The Popayán Archdiocesan Museum of Religious Art (Museo de Arte Religioso Arquidiocesano de Popayán) is a museum located in the capital of the department of Cauca, Colombia. The museum is mainly dedicated to exhibit sacred art.

== History ==
The building where the museum is located used to be a house of the Arboleda family. The museum was founded in 1972 by Archbishop Miguel Angel Arce. After the 1983 Popayán Earthquake, the museum building suffered serious damage, part of the museum's collections were recovered and preserved in the Bank of the Republic. The museum is part of the List of Properties declared of Cultural Interest in the National Area (Lista de Bienes declarados Bien de Interés Cultural de Ámbito Nacional) as of decree 2248 of December 11, 1996. In 2013, thieves stole several religious items from the museum, including archbishop's rings.

== Collections ==
The museum's collections include sculptures, jewelry, liturgical pieces, altars and paintings dating from the 17th to 18th centuries.

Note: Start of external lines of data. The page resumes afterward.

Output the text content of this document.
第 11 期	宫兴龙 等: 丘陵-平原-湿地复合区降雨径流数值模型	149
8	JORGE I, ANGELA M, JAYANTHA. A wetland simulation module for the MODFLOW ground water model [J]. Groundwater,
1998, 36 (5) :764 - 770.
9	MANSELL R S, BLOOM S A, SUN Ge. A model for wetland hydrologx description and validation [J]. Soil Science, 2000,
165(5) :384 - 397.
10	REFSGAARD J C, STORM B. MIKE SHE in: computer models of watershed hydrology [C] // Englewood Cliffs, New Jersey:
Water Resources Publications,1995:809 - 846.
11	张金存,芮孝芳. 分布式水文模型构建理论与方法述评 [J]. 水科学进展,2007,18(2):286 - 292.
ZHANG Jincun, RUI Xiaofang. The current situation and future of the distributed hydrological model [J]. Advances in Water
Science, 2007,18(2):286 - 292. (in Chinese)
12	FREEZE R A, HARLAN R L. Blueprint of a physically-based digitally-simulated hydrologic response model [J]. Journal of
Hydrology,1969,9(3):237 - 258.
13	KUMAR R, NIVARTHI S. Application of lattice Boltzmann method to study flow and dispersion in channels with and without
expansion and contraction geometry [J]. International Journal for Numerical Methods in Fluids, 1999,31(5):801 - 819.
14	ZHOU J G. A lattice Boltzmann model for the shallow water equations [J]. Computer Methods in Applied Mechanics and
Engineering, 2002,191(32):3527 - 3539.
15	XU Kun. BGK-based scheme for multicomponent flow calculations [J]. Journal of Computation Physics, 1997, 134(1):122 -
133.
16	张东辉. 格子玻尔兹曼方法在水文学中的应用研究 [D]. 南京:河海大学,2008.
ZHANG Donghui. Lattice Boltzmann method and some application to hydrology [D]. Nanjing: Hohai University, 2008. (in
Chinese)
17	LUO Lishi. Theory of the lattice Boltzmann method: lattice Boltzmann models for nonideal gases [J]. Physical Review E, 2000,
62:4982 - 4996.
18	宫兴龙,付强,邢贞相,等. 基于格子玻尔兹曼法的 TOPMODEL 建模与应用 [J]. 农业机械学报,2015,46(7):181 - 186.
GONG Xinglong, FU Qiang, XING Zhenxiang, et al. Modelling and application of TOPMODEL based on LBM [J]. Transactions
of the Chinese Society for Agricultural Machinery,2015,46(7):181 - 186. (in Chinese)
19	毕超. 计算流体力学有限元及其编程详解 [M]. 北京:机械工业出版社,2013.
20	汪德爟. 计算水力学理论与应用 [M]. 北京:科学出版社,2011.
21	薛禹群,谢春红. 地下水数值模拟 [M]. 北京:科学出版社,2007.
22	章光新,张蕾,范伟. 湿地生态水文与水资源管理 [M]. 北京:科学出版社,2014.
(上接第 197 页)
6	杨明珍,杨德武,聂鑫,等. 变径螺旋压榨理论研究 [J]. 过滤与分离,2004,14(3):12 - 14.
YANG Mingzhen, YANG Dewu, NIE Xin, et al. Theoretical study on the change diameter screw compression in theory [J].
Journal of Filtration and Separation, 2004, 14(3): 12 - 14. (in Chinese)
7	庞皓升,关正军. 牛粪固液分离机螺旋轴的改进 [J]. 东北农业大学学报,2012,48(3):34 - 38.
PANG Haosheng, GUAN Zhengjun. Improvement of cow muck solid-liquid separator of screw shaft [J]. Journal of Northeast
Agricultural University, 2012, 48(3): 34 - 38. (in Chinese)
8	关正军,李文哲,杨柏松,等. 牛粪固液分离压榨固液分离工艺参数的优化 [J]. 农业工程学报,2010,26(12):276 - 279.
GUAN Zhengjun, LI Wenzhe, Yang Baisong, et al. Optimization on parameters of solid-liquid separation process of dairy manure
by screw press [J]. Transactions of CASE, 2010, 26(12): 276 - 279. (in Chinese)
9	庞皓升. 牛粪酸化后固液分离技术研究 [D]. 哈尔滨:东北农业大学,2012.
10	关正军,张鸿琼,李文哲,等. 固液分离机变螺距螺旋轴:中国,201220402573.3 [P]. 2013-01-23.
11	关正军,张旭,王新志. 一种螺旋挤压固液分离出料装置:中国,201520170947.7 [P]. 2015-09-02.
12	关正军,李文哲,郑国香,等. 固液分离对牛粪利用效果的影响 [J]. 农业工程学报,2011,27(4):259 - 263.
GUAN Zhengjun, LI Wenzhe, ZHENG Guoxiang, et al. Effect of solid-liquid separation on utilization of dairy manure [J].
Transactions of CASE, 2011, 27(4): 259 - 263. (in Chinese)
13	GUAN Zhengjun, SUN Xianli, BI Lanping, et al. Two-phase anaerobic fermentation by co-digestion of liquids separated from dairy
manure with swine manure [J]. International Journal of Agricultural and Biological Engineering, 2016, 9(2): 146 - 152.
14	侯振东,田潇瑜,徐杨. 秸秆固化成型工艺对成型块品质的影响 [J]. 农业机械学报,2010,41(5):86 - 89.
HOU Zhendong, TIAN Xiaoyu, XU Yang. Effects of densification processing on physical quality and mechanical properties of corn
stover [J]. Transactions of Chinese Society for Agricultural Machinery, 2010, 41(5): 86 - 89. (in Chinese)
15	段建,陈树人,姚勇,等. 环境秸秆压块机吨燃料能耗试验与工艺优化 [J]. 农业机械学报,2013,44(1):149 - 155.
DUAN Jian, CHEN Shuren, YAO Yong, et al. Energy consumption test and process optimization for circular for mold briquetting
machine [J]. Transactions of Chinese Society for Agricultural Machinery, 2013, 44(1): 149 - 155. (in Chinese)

The museum also conserves monstrances and ciboriums. The museum contains religious art by Quito artists from colonial times. The museum has a canvas of the Last Supper by the Ecuadorian artist Bernando Rodriguez. The museum contains two specimens of "Inmaculadas Legardianas". The museum contains a silver almoner, the painting of this almoner, elaborated on copper sheet, represents a saint Ecce Homo.